You'll love the sunny spires of yellow, pea-type flowers that resemble true lupines. The fingered leaves catch raindrops and hold them like pearls. Plants thrive in average soil, but resent being transplanted.
False lupine, also called Carolina lupine, is native to the Southeast. Much more tolerant of heat and humidity than true lupine, false lupine blooms for several weeks in spring, sending up erect spikes of showy, bright yellow pea-shape flowers that resemble those of true lupine. Flowers are followed by brown seedpods nestled in the upright, grayish-green foliage. It is a great plant for perennial borders, cottage gardens, wildflower gardens, and cutting gardens. Once established, it will thrive in a planting location for many years. Note: This plant was formerly known as Thermopsis caroliniana. It is sometimes still sold under that name.
Plant a Wildflower Garden
False lupine is a favorite among pollinators. Make the most of this quality by planting it—along with other nectar-rich plants—in a wildflower garden that beckons butterflies and bees to your backyard while supplying you with vast quantities of cut flowers. Consider these classics: black-eyed Susan (Rudbeckia spp.), goatsbeard (Aruncus dioicus), goldenrod (Solidago speciosa), penstemon (Penstemon digitalis), and purple coneflower (Echinacea purpurea). For more options, check with your local extension service about native wildflowers in your area.
False Lupine Care Must-Knows
False lupine grows best in full sun or part shade and rich, well-drained soil (but is somewhat tolerant of sandy or clay loam). This clump-forming perennial is both drought-tolerant and deer-resistant.
To propagate false lupine from seed, allow its seedpods to dry on the plant. Break the pods open to collect seeds, then store them in refrigerated containers. Sow seeds inside about 4 to 6 weeks before the last frost. Plant transplants after the last frost and water them regularly during the first growing season to encourage a strong root system. Be careful where you put them, though; young plants spend so much energy developing strong taproots that they become difficult to move once they're mature.
False lupine blooms in late spring or early summer and occasionally requires staking. Keep it standing tall by sinking a tall bamboo stake into the soil alongside the plant. Gently tie the flower spikes to the stake with garden twine. Cut back the flower spike after the blossoms fade to encourage a second round of flowering.
Plant False Lupine With:
Bachelor's button is a sweet little flower, reseeding freely here and there in your garden, adding a bright touch of true, clear blue wherever it chooses to sprout.

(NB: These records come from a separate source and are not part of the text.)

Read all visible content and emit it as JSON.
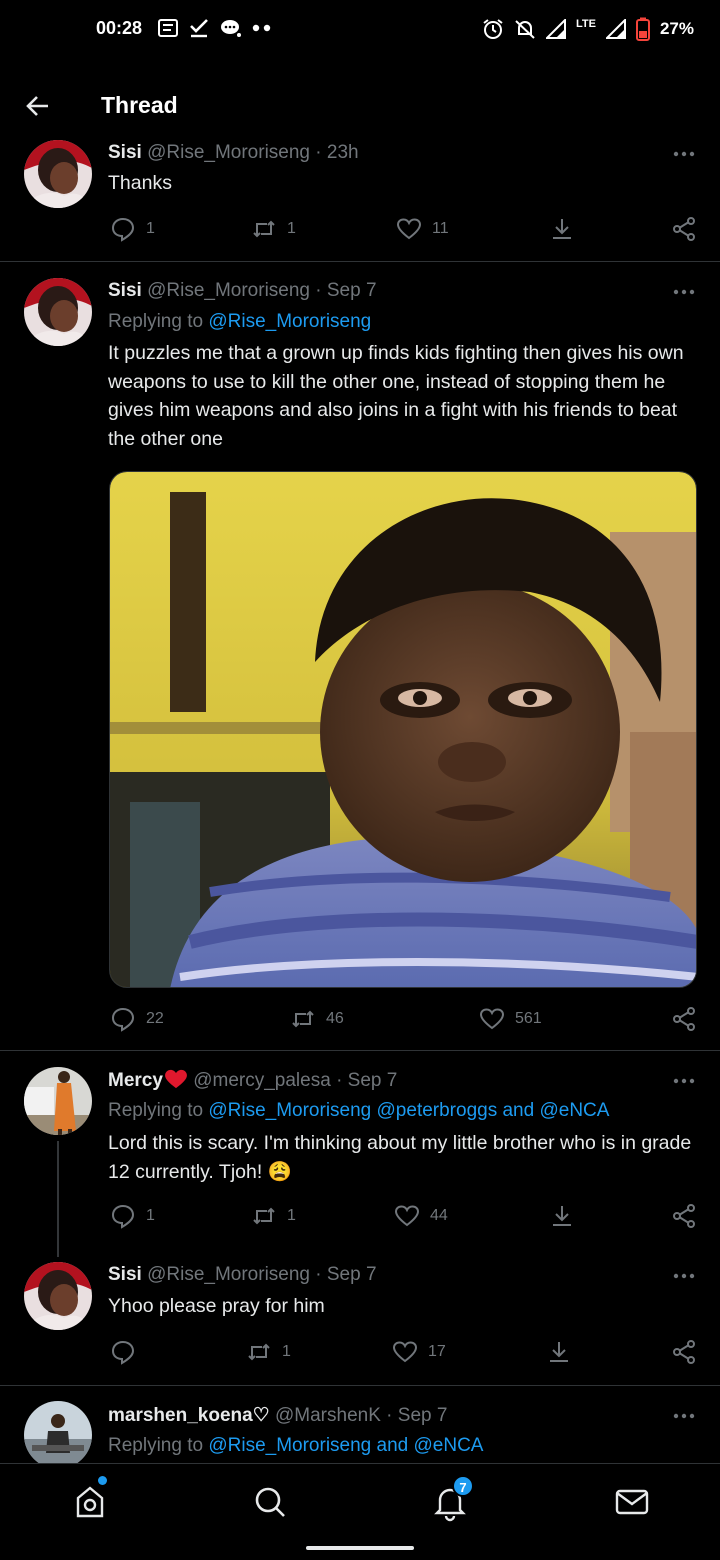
{
  "status_bar": {
    "time": "00:28",
    "battery": "27%",
    "network": "LTE"
  },
  "header": {
    "title": "Thread"
  },
  "tweets": [
    {
      "name": "Sisi",
      "handle": "@Rise_Mororiseng",
      "time": "· 23h",
      "text": "Thanks",
      "replies": "1",
      "retweets": "1",
      "likes": "11"
    },
    {
      "name": "Sisi",
      "handle": "@Rise_Mororiseng",
      "time": "· Sep 7",
      "replying_prefix": "Replying to",
      "replying_to": "@Rise_Mororiseng",
      "text": "It puzzles me that a grown up finds kids fighting then gives his own weapons to use to kill the other one, instead of stopping them he gives him weapons and also joins in a fight with his friends to beat the other one",
      "replies": "22",
      "retweets": "46",
      "likes": "561"
    },
    {
      "name": "Mercy",
      "handle": "@mercy_palesa",
      "time": "· Sep 7",
      "replying_prefix": "Replying to",
      "replying_to": "@Rise_Mororiseng @peterbroggs and @eNCA",
      "text": "Lord this is scary. I'm thinking about my little brother who is in grade 12 currently. Tjoh! 😩",
      "replies": "1",
      "retweets": "1",
      "likes": "44"
    },
    {
      "name": "Sisi",
      "handle": "@Rise_Mororiseng",
      "time": "· Sep 7",
      "text": "Yhoo please pray for him",
      "replies": "",
      "retweets": "1",
      "likes": "17"
    },
    {
      "name": "marshen_koena♡",
      "handle": "@MarshenK",
      "time": "· Sep 7",
      "replying_prefix": "Replying to",
      "replying_to": "@Rise_Mororiseng and @eNCA"
    }
  ],
  "bottom_nav": {
    "notification_count": "7"
  },
  "colors": {
    "background": "#000000",
    "text": "#e7e9ea",
    "muted": "#71767b",
    "accent": "#1d9bf0",
    "divider": "#2f3336"
  }
}
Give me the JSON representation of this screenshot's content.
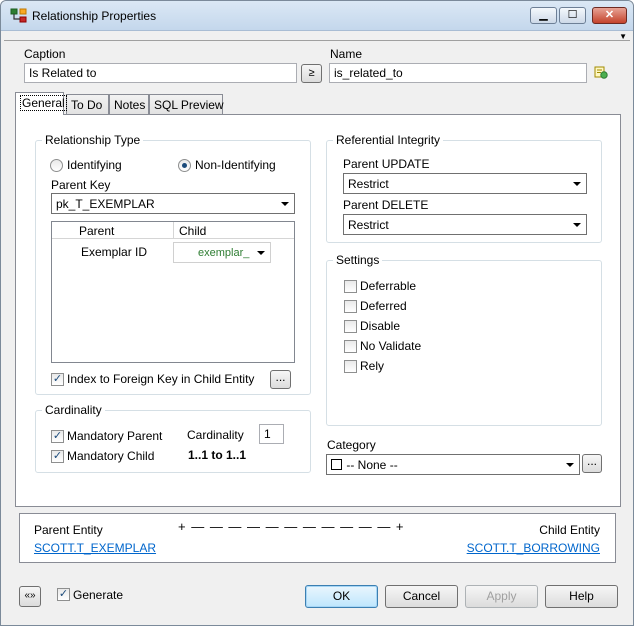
{
  "window": {
    "title": "Relationship Properties",
    "min_icon": "minimize-icon",
    "max_icon": "maximize-icon",
    "close_icon": "close-icon"
  },
  "caption": {
    "label": "Caption",
    "value": "Is Related to",
    "goto_label": "≥"
  },
  "name": {
    "label": "Name",
    "value": "is_related_to",
    "icon": "naming-options-icon"
  },
  "tabs": [
    {
      "label": "General",
      "active": true
    },
    {
      "label": "To Do"
    },
    {
      "label": "Notes"
    },
    {
      "label": "SQL Preview"
    }
  ],
  "relationship_type": {
    "title": "Relationship Type",
    "identifying": "Identifying",
    "non_identifying": "Non-Identifying",
    "selected": "Non-Identifying",
    "parent_key_label": "Parent Key",
    "parent_key_value": "pk_T_EXEMPLAR",
    "columns": {
      "parent": "Parent",
      "child": "Child"
    },
    "rows": [
      {
        "parent": "Exemplar ID",
        "child": "exemplar_id"
      }
    ],
    "index_fk_label": "Index to Foreign Key in Child Entity",
    "index_fk_checked": true,
    "ellipsis": "..."
  },
  "referential_integrity": {
    "title": "Referential Integrity",
    "parent_update_label": "Parent UPDATE",
    "parent_update_value": "Restrict",
    "parent_delete_label": "Parent DELETE",
    "parent_delete_value": "Restrict"
  },
  "settings": {
    "title": "Settings",
    "items": [
      {
        "label": "Deferrable",
        "checked": false
      },
      {
        "label": "Deferred",
        "checked": false
      },
      {
        "label": "Disable",
        "checked": false
      },
      {
        "label": "No Validate",
        "checked": false
      },
      {
        "label": "Rely",
        "checked": false
      }
    ]
  },
  "cardinality": {
    "title": "Cardinality",
    "mandatory_parent": "Mandatory Parent",
    "mandatory_child": "Mandatory Child",
    "cardinality_label": "Cardinality",
    "cardinality_value": "1",
    "summary": "1..1 to 1..1"
  },
  "category": {
    "label": "Category",
    "value": "-- None --",
    "ellipsis": "..."
  },
  "entities": {
    "parent_label": "Parent Entity",
    "parent_link": "SCOTT.T_EXEMPLAR",
    "child_label": "Child Entity",
    "child_link": "SCOTT.T_BORROWING",
    "connector": "+ — — — — — — — — — — — +"
  },
  "footer": {
    "generate_label": "Generate",
    "generate_checked": true,
    "ok": "OK",
    "cancel": "Cancel",
    "apply": "Apply",
    "help": "Help",
    "toggle_icon": "expand-collapse-icon"
  }
}
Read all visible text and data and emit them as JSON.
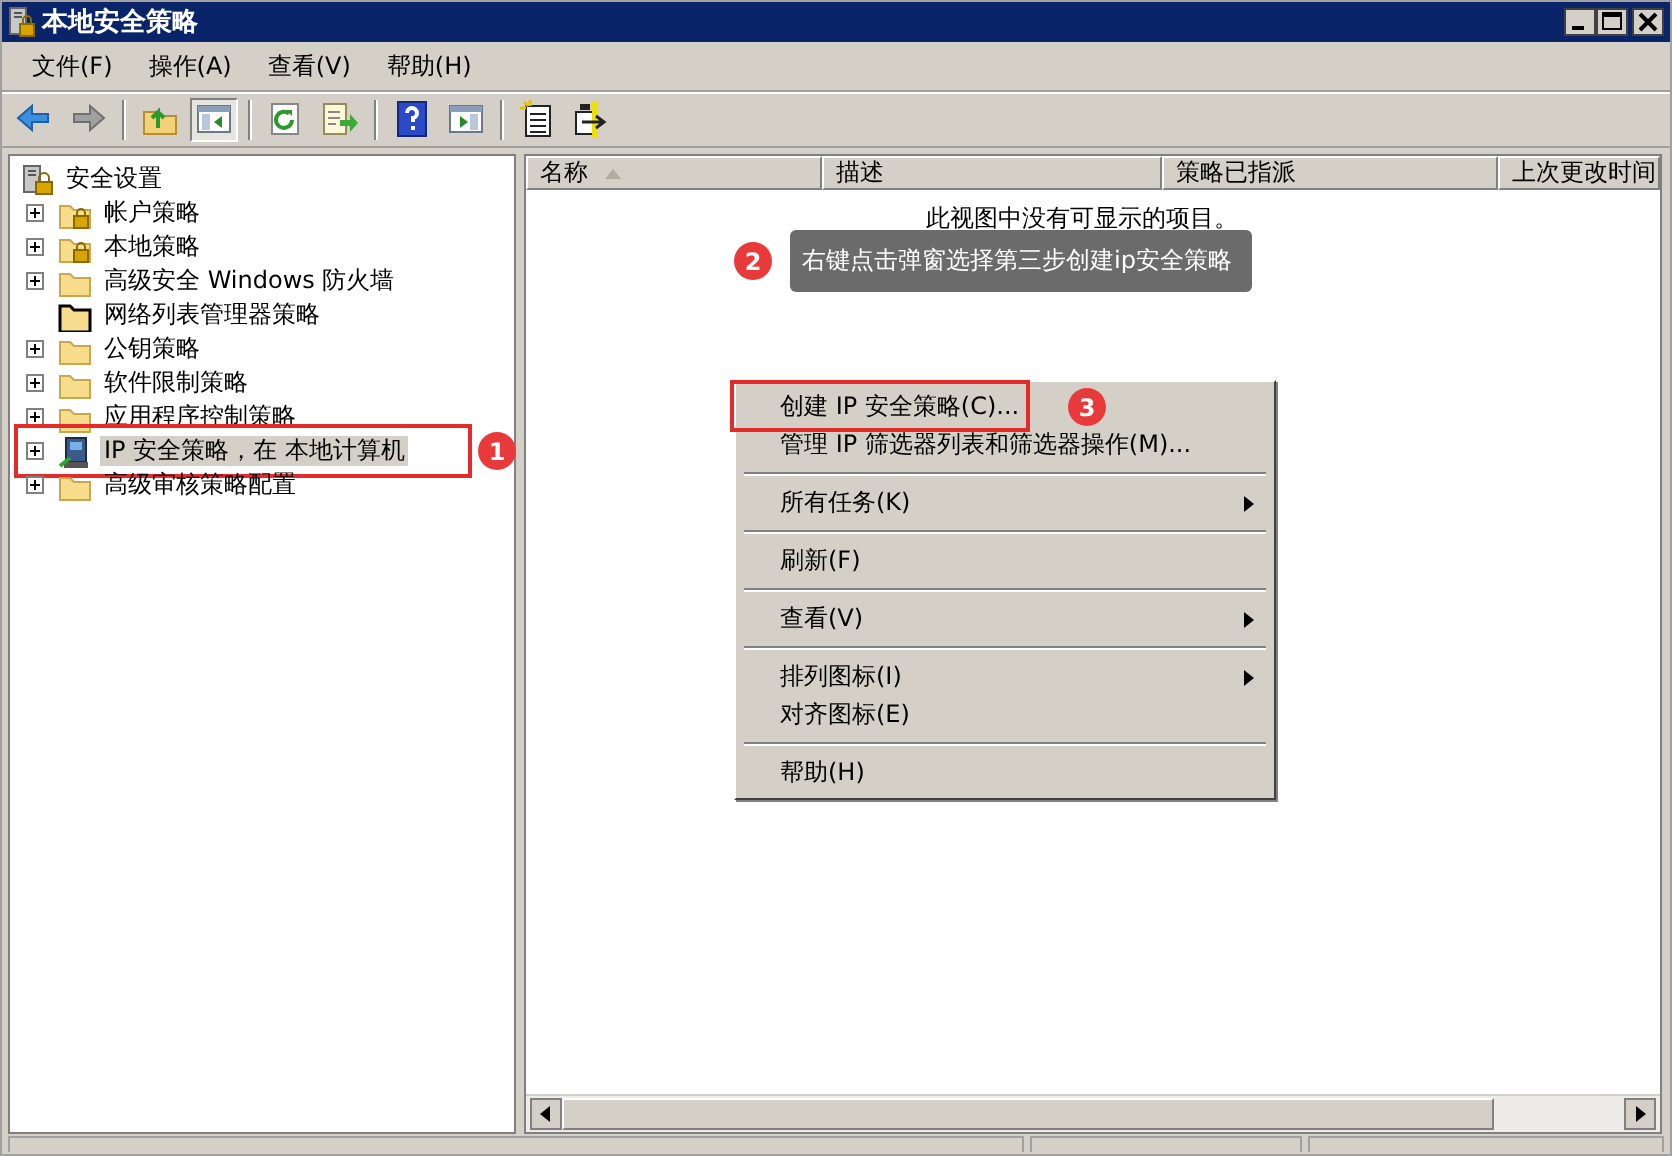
{
  "window": {
    "title": "本地安全策略"
  },
  "menu": [
    {
      "label": "文件(F)"
    },
    {
      "label": "操作(A)"
    },
    {
      "label": "查看(V)"
    },
    {
      "label": "帮助(H)"
    }
  ],
  "toolbar": [
    {
      "pressed": false
    },
    {
      "pressed": false
    },
    {
      "pressed": false
    },
    {
      "pressed": true
    },
    {
      "pressed": false
    },
    {
      "pressed": false
    },
    {
      "pressed": false
    },
    {
      "pressed": false
    },
    {
      "pressed": false
    },
    {
      "pressed": false
    }
  ],
  "tree": {
    "label": "安全设置",
    "children": [
      {
        "label": "帐户策略",
        "kind": "locked-folder",
        "expandable": true,
        "selected": false
      },
      {
        "label": "本地策略",
        "kind": "locked-folder",
        "expandable": true,
        "selected": false
      },
      {
        "label": "高级安全 Windows 防火墙",
        "kind": "folder",
        "expandable": true,
        "selected": false
      },
      {
        "label": "网络列表管理器策略",
        "kind": "outlined-folder",
        "expandable": false,
        "selected": false
      },
      {
        "label": "公钥策略",
        "kind": "folder",
        "expandable": true,
        "selected": false
      },
      {
        "label": "软件限制策略",
        "kind": "folder",
        "expandable": true,
        "selected": false
      },
      {
        "label": "应用程序控制策略",
        "kind": "folder",
        "expandable": true,
        "selected": false
      },
      {
        "label": "IP 安全策略，在 本地计算机",
        "kind": "computer",
        "expandable": true,
        "selected": true,
        "annotation": "1"
      },
      {
        "label": "高级审核策略配置",
        "kind": "folder",
        "expandable": true,
        "selected": false
      }
    ]
  },
  "list": {
    "columns": [
      {
        "label": "名称",
        "sorted": true
      },
      {
        "label": "描述",
        "sorted": false
      },
      {
        "label": "策略已指派",
        "sorted": false
      },
      {
        "label": "上次更改时间",
        "sorted": false
      }
    ],
    "empty_text": "此视图中没有可显示的项目。",
    "callout": {
      "number": "2",
      "text": "右键点击弹窗选择第三步创建ip安全策略"
    }
  },
  "context_menu": {
    "groups": [
      [
        {
          "label": "创建 IP 安全策略(C)...",
          "submenu": false,
          "annotation": "3"
        },
        {
          "label": "管理 IP 筛选器列表和筛选器操作(M)...",
          "submenu": false
        }
      ],
      [
        {
          "label": "所有任务(K)",
          "submenu": true
        }
      ],
      [
        {
          "label": "刷新(F)",
          "submenu": false
        }
      ],
      [
        {
          "label": "查看(V)",
          "submenu": true
        }
      ],
      [
        {
          "label": "排列图标(I)",
          "submenu": true
        },
        {
          "label": "对齐图标(E)",
          "submenu": false
        }
      ],
      [
        {
          "label": "帮助(H)",
          "submenu": false
        }
      ]
    ]
  }
}
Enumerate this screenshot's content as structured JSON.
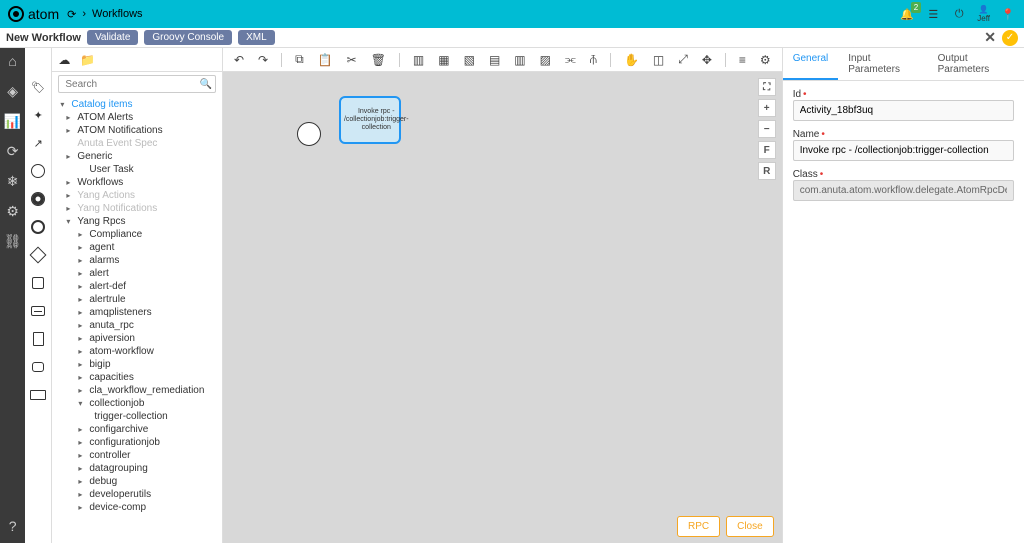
{
  "header": {
    "logo_text": "atom",
    "breadcrumb_sep": "›",
    "breadcrumb_item": "Workflows",
    "notif_count": "2",
    "user_name": "Jeff"
  },
  "tabbar": {
    "title": "New Workflow",
    "btn_validate": "Validate",
    "btn_groovy": "Groovy Console",
    "btn_xml": "XML"
  },
  "search": {
    "placeholder": "Search"
  },
  "tree": {
    "root": "Catalog items",
    "items_lvl1": [
      {
        "label": "ATOM Alerts",
        "caret": "▸"
      },
      {
        "label": "ATOM Notifications",
        "caret": "▸"
      },
      {
        "label": "Anuta Event Spec",
        "caret": "",
        "muted": true
      },
      {
        "label": "Generic",
        "caret": "▸"
      },
      {
        "label": "User Task",
        "caret": "",
        "indent": true
      },
      {
        "label": "Workflows",
        "caret": "▸"
      },
      {
        "label": "Yang Actions",
        "caret": "▸",
        "muted": true
      },
      {
        "label": "Yang Notifications",
        "caret": "▸",
        "muted": true
      },
      {
        "label": "Yang Rpcs",
        "caret": "▾",
        "expanded": true
      }
    ],
    "rpc_items": [
      "Compliance",
      "agent",
      "alarms",
      "alert",
      "alert-def",
      "alertrule",
      "amqplisteners",
      "anuta_rpc",
      "apiversion",
      "atom-workflow",
      "bigip",
      "capacities",
      "cla_workflow_remediation"
    ],
    "collectionjob": "collectionjob",
    "trigger": "trigger-collection",
    "rpc_items2": [
      "configarchive",
      "configurationjob",
      "controller",
      "datagrouping",
      "debug",
      "developerutils",
      "device-comp"
    ]
  },
  "canvas": {
    "task_label": "Invoke rpc - /collectionjob:trigger-collection"
  },
  "zoom": {
    "fullscreen": "⛶",
    "plus": "+",
    "minus": "−",
    "f": "F",
    "r": "R"
  },
  "rpanel": {
    "tab_general": "General",
    "tab_input": "Input Parameters",
    "tab_output": "Output Parameters",
    "id_label": "Id",
    "id_value": "Activity_18bf3uq",
    "name_label": "Name",
    "name_value": "Invoke rpc - /collectionjob:trigger-collection",
    "class_label": "Class",
    "class_value": "com.anuta.atom.workflow.delegate.AtomRpcDelegate"
  },
  "footer": {
    "rpc": "RPC",
    "close": "Close"
  }
}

This easy-growing annual produces papery flowers atop tall stems; the blooms are great for cutting and drying.The plant is happiest in sandy loam. It doesn't need much, if any fertilizer, and tolerates drought, but prefers moderate moisture. Plant from seed directly in the garden after the last frost in your region. Space to 6-12 inches apart. Deadhead after the first flush of bloom to encourage a second flush. But if you want lots of reseeding next year, allow some flowers at some point to ripen on the plant and go to seed.
Easy, always fresh, and always eye-catching, Shasta daisy is a longtime favorite. All cultivars produce white daisy flowers in various degrees of doubleness and size. The sturdy stems and long vase life make the flowers unbeatable for cutting. Shasta daisy thrives in well-drained, not overly rich soil. Taller sorts may need staking.
Amsonia is one of those plants that will make people stop in their tracks and ask what it is. At its peak in mid- to late spring, amsonia is adorned by stunning clusters of powder blue flowers. The show doesn't stop there, however. Its mound of foliage remains attractive all summer long, and as fall approaches, it turns a lovely golden hue. Although the seed pods that develop are attractive, remove them before they mature to prevent self-seeding.
Phlox are one of those bounteous summer flowers any large sunny flowerbed or border shouldn't be without. There are several different kinds of phlox. Garden and meadow phlox produce large panicles of fragrant flowers in a wide assortment of colors. They also add height, heft, and charm to a border. Low-growing wild Sweet William, moss pinks, and creeping phlox are effective as ground covers, at the front of the border, and as rock and wild garden plants, especially in light shade. These native gems have been hybridized extensively especially to toughen the foliage against mildew problems; many recent selections are mildew-resistant. Phlox need amply moist soil for best overall health.